Why is it so awkward for single moms to date?: Here it is! The moment you guys have been waiting for. Can someone please explain to me why it’s so awkward and such a taboo subject when it comes to single moms and dating? It’s like once we become mothers, we are thought of as these undesirable virgins who have no sheer interest in enjoying the company of a man, going out on dates, being affectionate, being intimate, and doing things that normal adults do? Why are we all of sudden summoned to just be a mom as if we are not allowed to have feelings for anyone else outside of our children. Who ever said that single moms weren’t allowed to date or were only allowed a piece of happiness through their children. Let me tell you guys something. I don’t care what people say or what anyone else tells you, everyone deserves to be happy and as long as it’s for the right reasons and with good intent, they deserve to have someone to call their own. As humans we’re not designed to be alone or feel isolated from the rest of the world. It’s okay to love and it’s perfectly normal to receive love in return. Speaking for myself, I may be a mother but I am not dead! I may have a special needs child, but that does not make me immune from being an adult and enjoying the same things that any other adult would enjoy. Just like single fathers, I too enjoy companionship, dating, and meeting new people with the intention of having someone special in my life. That shouldn’t make me a bad mother, an irresponsible woman, or anything less than the mature grown woman that I am all because I have desires and needs just like everyone else. Needless to say, don’t ever allow anyone to make you feel that you shouldn’t date just because you’re mother. Honestly,  if we want to get really technical about it, a date or whatever your experience was is the reason why you have a child in the first place (LBVS) so why do we have to move backwards and act like we don’t deserve that same happiness.

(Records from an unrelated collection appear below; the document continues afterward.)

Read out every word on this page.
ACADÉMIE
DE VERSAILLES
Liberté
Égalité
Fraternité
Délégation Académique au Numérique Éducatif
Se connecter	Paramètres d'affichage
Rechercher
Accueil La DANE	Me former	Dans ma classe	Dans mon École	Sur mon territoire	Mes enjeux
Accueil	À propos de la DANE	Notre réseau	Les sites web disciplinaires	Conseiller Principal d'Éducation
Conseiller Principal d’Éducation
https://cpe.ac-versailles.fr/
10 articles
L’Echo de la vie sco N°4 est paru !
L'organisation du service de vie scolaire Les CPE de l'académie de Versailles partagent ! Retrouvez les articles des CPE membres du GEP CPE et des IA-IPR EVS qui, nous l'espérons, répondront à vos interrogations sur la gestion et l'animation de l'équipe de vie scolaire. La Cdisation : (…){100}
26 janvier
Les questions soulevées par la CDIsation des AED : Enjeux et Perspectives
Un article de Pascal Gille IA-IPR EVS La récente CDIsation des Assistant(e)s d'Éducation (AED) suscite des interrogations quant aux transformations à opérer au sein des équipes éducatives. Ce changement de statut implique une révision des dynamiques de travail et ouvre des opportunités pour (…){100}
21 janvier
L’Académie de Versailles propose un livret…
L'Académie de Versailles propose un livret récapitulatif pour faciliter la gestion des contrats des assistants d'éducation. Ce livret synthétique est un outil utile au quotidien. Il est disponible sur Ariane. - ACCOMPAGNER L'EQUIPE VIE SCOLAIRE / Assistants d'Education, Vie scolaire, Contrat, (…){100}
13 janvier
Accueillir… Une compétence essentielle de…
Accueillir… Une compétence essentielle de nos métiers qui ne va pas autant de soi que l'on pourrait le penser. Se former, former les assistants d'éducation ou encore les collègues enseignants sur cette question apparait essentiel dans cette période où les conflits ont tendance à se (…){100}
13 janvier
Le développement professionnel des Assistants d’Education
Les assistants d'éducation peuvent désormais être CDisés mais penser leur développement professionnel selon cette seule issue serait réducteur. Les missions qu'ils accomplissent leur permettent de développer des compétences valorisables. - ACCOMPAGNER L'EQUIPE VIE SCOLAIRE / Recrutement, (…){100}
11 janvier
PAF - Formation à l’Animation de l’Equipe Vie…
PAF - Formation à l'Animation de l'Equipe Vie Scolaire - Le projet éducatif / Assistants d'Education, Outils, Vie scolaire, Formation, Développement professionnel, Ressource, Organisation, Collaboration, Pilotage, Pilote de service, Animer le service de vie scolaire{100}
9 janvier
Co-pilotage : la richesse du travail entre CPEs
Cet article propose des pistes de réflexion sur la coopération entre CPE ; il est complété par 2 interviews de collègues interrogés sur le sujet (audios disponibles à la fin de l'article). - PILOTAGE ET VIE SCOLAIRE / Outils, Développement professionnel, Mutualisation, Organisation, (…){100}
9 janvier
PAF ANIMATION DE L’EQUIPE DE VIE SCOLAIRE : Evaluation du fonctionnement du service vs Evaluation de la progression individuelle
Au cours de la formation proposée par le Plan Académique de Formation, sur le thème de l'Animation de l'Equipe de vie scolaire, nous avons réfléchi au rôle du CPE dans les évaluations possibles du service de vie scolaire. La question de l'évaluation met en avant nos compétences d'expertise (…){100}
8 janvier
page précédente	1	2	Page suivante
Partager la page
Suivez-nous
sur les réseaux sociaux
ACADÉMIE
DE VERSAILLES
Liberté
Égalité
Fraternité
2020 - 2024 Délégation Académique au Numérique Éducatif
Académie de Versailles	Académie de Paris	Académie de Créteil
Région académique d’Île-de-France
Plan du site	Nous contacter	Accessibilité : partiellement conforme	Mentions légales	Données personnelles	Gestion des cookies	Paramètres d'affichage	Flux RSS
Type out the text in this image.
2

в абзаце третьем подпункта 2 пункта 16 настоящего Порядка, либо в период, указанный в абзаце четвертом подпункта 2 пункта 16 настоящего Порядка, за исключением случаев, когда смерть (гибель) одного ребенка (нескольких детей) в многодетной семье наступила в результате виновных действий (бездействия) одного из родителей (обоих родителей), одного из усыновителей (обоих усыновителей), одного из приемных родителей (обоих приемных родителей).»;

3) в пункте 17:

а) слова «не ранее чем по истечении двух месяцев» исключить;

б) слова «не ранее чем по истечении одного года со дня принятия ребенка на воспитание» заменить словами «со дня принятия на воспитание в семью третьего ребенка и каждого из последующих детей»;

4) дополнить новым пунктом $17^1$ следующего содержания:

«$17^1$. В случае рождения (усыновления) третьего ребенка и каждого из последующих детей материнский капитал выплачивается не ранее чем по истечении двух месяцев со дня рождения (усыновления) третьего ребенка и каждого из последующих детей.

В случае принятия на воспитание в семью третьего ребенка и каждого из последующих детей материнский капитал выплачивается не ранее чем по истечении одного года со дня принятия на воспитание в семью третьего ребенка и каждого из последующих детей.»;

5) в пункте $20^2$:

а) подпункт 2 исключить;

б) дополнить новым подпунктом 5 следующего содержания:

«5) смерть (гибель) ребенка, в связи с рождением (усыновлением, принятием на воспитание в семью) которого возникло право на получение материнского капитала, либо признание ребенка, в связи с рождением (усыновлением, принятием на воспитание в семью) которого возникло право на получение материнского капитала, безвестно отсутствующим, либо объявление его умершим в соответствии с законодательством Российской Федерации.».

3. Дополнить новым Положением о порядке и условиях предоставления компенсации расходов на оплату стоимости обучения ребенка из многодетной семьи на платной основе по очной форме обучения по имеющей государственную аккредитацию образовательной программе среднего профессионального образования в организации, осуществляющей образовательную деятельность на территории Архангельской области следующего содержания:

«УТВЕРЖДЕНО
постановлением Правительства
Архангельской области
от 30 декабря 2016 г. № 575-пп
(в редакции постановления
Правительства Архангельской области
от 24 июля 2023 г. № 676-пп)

Have you guys ever thought about the fact that when men date as single fathers no one says anything or gives them push back when they meet someone. It seems like people are supportive and almost applauding when it comes to men finding new love and moving on from their past relationships, even though they are fathers. But when women move on from their exes and take a chance on dating as single mothers, we automatically earn this badge of judgment and have to do the walk of shame like we’re immune from the dating game. Please miss me with these double standards and gender-shaming rules that make absolutely no sense. I repeat its okay to date and you are not doing anything wrong just because you’re a mom. Get out there, get your feet wet, have fun, and be purposeful in whatever your intentions are. 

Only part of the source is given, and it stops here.